According to wired.com, now 48 percent of children ages 5 or younger know how to use a cell phone. These statistics have shot through the roof in just the past five years alone. My niece, who is only 3 years old, knows how to work both a desktop computer and her parents’ iTouch. This news is shockingly increasing with the years as technology becomes more progressive and accessible at any moment.
Some people believe that with the evolution of technology, the influence it has on children is only matched with the progression of digital media. With anything just one-click away, our society has become more impatient and also dependent on computers, phones, television and the like. Our society has progressed through technology; however, it has also stunted our personal growth at the same time.
“It turns out members of the multitasking generation pay a price for their digital lives on their report cards. Among the heaviest media users, about half get Cs or lower in school, while only a quarter of light users report bad grades,” according to an ABC News article.
While kids used to climb trees and make games out of sticks and rocks, they now stay inside and play video games for hours. Their imaginations are being diminished by technology. Digital media has made us dependent and therefore unable to think on our own.

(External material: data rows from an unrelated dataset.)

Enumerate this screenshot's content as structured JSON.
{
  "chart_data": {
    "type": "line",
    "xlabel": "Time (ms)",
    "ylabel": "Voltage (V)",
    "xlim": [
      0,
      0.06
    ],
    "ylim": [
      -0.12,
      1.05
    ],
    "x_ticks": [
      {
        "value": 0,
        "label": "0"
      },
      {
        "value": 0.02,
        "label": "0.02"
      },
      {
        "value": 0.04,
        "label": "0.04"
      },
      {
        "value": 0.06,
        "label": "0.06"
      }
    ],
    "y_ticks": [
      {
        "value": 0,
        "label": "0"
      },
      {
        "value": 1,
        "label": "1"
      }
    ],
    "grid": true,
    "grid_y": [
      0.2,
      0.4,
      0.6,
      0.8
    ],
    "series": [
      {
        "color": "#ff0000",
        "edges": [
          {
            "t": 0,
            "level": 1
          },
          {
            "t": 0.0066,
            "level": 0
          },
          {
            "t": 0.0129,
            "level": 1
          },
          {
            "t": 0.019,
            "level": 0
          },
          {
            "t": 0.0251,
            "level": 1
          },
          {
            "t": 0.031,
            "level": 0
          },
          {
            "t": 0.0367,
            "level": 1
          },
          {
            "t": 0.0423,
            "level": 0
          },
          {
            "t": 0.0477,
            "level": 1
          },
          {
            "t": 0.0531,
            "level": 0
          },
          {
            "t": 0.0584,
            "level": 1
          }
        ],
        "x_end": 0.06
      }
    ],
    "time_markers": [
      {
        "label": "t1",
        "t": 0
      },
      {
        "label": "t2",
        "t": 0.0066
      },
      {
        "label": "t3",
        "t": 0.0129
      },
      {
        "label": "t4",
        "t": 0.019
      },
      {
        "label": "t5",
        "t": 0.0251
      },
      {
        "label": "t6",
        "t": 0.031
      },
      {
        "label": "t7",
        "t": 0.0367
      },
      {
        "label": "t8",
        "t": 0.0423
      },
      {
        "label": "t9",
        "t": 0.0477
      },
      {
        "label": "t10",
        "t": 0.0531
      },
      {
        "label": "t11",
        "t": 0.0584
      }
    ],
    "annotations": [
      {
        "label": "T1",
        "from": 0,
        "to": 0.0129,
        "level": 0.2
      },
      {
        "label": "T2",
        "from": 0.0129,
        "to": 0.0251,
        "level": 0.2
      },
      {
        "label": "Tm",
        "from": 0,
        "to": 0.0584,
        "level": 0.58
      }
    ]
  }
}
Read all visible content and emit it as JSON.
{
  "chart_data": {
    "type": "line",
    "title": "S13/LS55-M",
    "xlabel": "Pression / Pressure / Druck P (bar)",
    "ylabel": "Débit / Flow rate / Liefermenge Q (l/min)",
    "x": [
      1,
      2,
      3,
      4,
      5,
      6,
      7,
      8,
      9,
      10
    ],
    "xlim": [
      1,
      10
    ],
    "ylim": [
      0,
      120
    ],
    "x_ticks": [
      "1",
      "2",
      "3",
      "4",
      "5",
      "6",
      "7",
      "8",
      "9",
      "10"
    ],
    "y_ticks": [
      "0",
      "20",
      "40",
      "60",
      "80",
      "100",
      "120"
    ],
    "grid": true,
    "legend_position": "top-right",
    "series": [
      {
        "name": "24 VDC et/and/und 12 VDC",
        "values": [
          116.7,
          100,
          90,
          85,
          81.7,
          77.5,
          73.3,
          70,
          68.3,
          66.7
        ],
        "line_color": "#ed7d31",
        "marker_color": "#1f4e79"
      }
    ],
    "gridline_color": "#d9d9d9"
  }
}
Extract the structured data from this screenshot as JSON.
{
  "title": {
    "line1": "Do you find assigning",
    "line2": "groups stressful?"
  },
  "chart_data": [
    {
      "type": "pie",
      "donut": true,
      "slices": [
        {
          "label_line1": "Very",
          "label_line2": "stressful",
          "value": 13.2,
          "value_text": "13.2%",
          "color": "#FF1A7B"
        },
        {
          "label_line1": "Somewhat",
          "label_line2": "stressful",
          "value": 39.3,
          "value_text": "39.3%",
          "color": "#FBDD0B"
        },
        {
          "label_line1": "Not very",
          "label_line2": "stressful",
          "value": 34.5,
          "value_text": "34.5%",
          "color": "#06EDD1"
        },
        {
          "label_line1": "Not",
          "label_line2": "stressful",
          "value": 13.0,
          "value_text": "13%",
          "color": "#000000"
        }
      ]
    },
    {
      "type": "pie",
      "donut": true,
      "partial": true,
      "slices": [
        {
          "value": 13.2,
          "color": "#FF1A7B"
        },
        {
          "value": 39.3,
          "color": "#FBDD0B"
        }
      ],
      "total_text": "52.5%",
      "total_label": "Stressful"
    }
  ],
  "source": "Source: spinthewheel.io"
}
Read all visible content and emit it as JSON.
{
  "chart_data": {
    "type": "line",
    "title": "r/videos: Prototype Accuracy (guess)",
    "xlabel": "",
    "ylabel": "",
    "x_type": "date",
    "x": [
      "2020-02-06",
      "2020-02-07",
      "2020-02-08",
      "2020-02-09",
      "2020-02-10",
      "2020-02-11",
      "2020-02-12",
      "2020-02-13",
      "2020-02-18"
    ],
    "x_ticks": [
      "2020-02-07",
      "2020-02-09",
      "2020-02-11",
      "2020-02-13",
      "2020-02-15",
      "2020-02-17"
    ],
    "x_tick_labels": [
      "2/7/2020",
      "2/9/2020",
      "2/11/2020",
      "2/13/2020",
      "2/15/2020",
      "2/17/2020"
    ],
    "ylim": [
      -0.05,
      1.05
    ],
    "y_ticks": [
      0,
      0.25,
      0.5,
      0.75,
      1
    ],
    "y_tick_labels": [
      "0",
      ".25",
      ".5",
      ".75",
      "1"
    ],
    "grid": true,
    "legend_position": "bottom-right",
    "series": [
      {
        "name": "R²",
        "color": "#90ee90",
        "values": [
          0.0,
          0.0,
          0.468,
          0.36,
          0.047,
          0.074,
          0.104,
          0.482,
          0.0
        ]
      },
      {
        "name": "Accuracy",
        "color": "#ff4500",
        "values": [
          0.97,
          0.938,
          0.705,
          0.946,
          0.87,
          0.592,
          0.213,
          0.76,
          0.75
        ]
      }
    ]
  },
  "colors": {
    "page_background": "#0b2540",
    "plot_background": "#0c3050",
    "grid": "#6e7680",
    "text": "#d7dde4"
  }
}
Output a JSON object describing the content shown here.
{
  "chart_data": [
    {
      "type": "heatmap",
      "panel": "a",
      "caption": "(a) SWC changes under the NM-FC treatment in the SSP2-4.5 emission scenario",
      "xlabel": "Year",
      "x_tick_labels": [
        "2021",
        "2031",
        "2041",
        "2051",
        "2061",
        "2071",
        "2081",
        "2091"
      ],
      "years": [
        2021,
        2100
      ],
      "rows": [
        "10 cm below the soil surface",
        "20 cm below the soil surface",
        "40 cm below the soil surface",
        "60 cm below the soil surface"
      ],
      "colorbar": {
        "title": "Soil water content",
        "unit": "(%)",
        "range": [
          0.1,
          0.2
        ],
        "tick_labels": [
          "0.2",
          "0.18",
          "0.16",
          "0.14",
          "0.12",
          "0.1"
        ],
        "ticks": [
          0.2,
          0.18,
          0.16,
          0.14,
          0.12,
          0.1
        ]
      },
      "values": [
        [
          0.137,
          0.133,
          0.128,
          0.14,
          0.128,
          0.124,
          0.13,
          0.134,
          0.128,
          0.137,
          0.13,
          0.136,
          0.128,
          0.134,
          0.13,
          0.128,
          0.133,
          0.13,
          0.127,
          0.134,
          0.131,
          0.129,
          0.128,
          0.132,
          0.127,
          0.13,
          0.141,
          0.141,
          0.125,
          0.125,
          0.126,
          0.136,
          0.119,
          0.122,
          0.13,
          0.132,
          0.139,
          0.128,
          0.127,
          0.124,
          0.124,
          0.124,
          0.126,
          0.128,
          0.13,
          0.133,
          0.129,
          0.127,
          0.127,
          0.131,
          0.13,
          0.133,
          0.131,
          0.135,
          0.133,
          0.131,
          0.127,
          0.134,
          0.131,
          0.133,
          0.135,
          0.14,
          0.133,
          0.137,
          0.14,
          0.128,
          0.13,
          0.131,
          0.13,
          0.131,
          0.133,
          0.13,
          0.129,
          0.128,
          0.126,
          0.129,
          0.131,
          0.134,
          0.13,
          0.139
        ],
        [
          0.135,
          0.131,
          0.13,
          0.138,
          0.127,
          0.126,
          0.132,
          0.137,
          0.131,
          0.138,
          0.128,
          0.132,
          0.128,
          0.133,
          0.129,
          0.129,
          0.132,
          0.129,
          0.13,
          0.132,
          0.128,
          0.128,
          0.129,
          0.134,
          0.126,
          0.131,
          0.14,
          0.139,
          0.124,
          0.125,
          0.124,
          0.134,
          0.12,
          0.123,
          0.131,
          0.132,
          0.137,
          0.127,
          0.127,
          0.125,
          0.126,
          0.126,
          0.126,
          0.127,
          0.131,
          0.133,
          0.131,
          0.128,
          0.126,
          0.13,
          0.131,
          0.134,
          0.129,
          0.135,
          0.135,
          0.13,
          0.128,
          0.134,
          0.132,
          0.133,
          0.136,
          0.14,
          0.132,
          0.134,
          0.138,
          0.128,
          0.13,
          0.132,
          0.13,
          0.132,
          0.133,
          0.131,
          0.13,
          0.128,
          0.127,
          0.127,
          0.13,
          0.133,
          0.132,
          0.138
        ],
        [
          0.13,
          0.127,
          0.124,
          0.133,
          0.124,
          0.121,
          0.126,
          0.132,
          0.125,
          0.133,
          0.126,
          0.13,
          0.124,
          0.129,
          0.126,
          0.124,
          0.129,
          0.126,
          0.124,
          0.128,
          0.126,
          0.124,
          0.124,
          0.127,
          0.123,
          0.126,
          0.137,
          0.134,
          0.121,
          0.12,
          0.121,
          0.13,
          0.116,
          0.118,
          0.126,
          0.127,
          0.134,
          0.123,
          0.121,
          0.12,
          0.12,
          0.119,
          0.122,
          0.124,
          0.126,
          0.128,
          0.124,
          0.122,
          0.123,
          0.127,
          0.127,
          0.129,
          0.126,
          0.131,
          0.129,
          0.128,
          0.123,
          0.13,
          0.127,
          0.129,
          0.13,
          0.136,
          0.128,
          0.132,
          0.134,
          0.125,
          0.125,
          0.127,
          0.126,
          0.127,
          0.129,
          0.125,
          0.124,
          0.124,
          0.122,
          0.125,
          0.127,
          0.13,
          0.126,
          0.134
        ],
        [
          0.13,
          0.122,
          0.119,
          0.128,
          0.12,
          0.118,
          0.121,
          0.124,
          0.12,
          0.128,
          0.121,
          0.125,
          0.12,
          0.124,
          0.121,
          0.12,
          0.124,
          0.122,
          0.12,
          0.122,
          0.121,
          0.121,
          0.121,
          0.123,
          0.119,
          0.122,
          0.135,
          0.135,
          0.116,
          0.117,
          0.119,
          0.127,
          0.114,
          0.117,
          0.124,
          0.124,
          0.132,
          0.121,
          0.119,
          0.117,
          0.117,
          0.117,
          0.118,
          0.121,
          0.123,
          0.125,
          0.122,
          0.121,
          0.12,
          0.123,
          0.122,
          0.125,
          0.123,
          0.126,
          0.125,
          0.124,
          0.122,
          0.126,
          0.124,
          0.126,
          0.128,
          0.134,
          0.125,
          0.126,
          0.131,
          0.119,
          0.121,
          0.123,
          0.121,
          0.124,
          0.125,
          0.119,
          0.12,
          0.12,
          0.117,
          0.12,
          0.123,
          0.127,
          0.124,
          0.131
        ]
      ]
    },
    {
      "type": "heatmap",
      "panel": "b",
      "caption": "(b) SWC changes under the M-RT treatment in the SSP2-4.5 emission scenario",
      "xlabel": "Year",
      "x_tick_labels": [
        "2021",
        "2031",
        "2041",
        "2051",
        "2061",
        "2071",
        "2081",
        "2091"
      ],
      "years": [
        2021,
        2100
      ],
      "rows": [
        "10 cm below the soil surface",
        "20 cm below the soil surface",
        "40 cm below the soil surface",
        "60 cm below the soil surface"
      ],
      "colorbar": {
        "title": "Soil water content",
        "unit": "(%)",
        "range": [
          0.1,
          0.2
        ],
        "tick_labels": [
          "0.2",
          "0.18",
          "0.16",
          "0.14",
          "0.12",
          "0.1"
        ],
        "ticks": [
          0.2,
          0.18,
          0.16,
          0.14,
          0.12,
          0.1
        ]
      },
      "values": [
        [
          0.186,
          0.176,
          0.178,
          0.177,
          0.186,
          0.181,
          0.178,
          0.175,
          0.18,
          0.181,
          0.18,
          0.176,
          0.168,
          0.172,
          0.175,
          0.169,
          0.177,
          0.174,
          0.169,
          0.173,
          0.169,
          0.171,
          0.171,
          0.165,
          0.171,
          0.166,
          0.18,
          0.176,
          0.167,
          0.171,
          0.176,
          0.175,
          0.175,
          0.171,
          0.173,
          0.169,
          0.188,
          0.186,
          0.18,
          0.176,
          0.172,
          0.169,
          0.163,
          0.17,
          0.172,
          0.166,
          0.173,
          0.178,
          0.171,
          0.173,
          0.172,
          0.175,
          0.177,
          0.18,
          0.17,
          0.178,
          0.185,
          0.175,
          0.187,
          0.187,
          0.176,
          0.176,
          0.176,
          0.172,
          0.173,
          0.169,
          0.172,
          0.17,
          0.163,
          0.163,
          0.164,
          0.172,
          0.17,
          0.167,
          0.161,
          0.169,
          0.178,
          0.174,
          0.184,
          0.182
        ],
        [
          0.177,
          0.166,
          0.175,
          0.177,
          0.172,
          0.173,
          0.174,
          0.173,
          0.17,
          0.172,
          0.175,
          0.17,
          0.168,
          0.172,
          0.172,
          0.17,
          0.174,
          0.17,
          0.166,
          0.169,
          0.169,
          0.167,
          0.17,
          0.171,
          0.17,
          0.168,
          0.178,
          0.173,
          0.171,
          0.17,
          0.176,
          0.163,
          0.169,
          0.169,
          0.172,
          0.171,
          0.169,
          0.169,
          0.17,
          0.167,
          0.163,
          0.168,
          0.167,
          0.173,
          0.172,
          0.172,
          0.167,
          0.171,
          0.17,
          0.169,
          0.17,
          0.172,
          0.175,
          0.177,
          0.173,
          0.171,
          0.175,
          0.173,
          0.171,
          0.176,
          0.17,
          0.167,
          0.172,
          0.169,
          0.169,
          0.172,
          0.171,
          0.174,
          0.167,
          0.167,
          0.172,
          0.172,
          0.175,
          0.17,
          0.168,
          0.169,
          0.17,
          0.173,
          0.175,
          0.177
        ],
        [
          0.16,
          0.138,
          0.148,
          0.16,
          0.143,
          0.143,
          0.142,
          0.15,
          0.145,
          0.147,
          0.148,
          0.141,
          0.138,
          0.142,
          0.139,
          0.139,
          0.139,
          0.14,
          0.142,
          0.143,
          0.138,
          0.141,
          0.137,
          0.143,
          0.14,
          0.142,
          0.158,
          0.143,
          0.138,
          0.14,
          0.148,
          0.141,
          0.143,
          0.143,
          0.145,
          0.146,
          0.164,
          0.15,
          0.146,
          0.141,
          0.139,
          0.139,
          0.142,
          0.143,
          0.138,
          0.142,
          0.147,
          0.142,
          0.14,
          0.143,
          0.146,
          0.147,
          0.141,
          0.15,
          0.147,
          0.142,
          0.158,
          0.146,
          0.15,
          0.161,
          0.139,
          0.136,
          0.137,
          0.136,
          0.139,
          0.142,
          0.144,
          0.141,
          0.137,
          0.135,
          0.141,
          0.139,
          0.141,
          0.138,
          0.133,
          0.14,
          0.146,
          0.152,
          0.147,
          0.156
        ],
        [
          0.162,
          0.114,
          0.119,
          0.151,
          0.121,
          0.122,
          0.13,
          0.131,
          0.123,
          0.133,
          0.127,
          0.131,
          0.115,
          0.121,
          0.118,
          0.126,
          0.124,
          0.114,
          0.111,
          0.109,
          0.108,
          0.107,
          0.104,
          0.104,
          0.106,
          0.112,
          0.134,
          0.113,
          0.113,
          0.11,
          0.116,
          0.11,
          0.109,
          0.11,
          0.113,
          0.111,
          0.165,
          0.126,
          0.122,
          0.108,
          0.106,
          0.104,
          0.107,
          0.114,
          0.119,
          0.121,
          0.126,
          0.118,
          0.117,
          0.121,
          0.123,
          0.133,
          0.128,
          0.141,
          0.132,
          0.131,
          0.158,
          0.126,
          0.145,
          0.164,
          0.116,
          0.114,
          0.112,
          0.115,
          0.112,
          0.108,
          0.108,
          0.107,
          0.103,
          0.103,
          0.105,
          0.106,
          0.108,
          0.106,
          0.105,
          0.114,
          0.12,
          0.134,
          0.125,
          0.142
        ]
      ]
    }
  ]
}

All in all, technology is a useful tool if it is used right. But there are downsides—being connected all the time and always being instantly gratified can lead to a digital media addiction. Most people watch television, text on their phones and surf the Internet simultaneously. There is no way to survive in today’s world without technology; however, it is important for children not to become dependent on it in this new age of digitization.
Kids growing up in the 21st century have learned that digital media is necessary for everyday life. Not knowing any different, children automatically feel validated when they know how to use technology and continue to multitask various technologies for most of their days. There is no way to slow down the progression of technology in our society, so as long as kids understand the benefits and hazards of using technology it is still beneficial in everyday life.